All the information obtained from both computers was added to the case. After that, the verdict was read out to Dmitry.
In conclusion
All events described in this article are fictional. Any coincidence of names and company names is inadvertent. The only task that stood before me, while writing this text, was to show you that seemingly such insignificant things as a cache can give support to investigators for further actions. Nowadays, especially in the Russian segment, there is a belief that such information cannot be used as evidence or even disclosed in court proceedings. You may be right, and the corresponding law has not yet been signed, but I am more than sure that its time is rapidly approaching.

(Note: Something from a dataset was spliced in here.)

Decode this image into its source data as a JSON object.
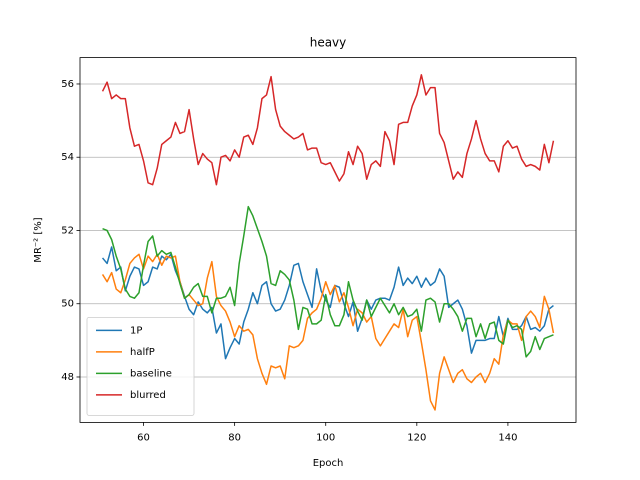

While living in the United States, I had the opportunity to talk with an IT crime investigator. It was she who told me about some methods of identifying information of interest to the investigation. To my surprised question: "And that all this is evidence and can be considered in court?" Kate smiled and calmly replied: "Is it different in your country?"
The only and necessary conclusion from all of the above is that you need to take much more seriously the information that is created without your knowledge, to those things that everyone is so used to, and no one raises the question of their reliability.
PS This article was just edited by me.